Review of Trailer Mash, The

By 01/01/2008
Review of Trailer Mash, The

The idea of recut trailers and trailer mash-ups was arguably conceived in 2001 by Kathryn Hempel of Cutters. Having recently joined the board for the Association of Independent Creative Editors (AICE), Kathryn wanted to give Cutters’ assistant editors a new creative outlet, and the Trailer Park competition was born. But it wasn’t until 2003 – when Spencer Sommers’ Passion of the Christ parody was threatened with a lawsuit and Robert Ryang’s 2005 AICE Trailer Park winner “Shining” found a home on video-sharing sites – that the genre entered the mainstream. Created by a few Australian students in Fall 2006 under the auspices of Globecast Network, Trailer Mash sifts through the web and aggregates only the best of the genre to display.

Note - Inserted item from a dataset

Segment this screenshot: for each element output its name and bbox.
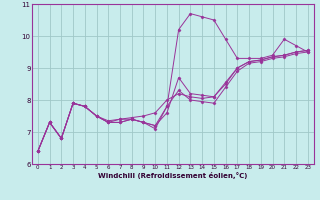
X-axis label: Windchill (Refroidissement éolien,°C): Windchill (Refroidissement éolien,°C) bbox=[98, 172, 247, 179]
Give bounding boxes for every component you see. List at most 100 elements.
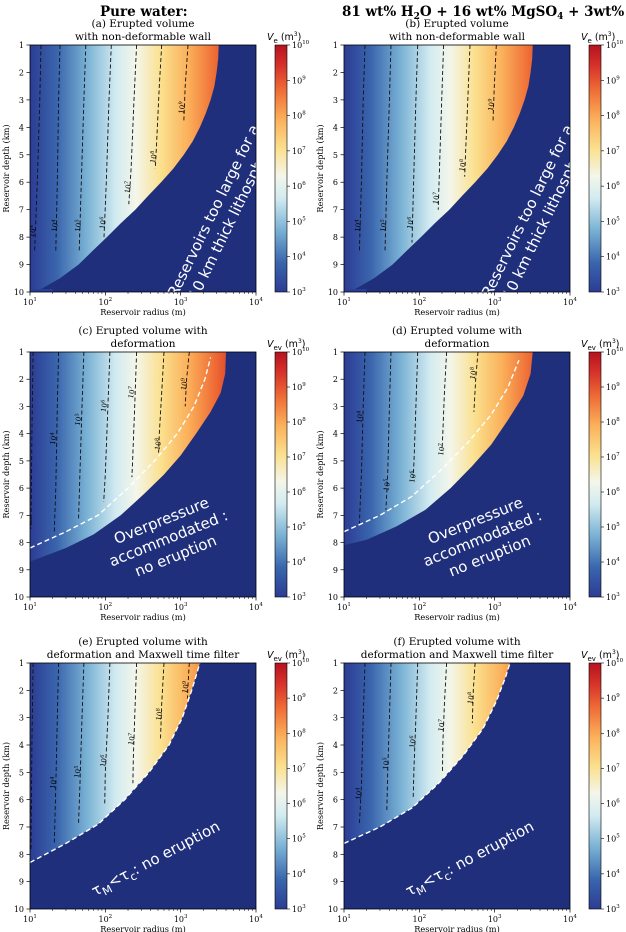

The trailers featured on this site have gone through some major surgeries. Some consist of transplants from other movies, while others move around pieces to create a new kind of story. Still, others have had the ultimate trailer surgery: genre re-assignment. You can browse the trailers by revised genre (including Action, Comedy, Drama, Horror/Thriller, Mash-Up, Parody, Romance, and even Gay Romance), user rating, or movie title. While most of the trailers use clips from the movies themselves, a few create additional footage (like in C for Cookie where Sesame Street characters reenact a world where the consumption of cookies is government-controlled as a spoof of V for Vendetta). Some filmmakers, like Mike and Ari of Smacky Productions, use authentic-sounding movie announcer voiceovers to guide their revised story for spoofs like 10 Things I Hate About Commandments and Must Love Jaws. The site contains a high percentage of well-done creations, so you’ll be able to easily find a few belly laughs with minimal effort.

Personally, my favorite is Crew Cuts’ hilarious “Enter the Dragon, Bitch!” It’s not the best use of editing by any stretch of the imagination, but it does take an overlooked minor character in a legendary Bruce Lee film and turns the character, an unfortunate sidenote in Blaxploitation encyclopedias, into a fully realized protagonist with his very own theme song.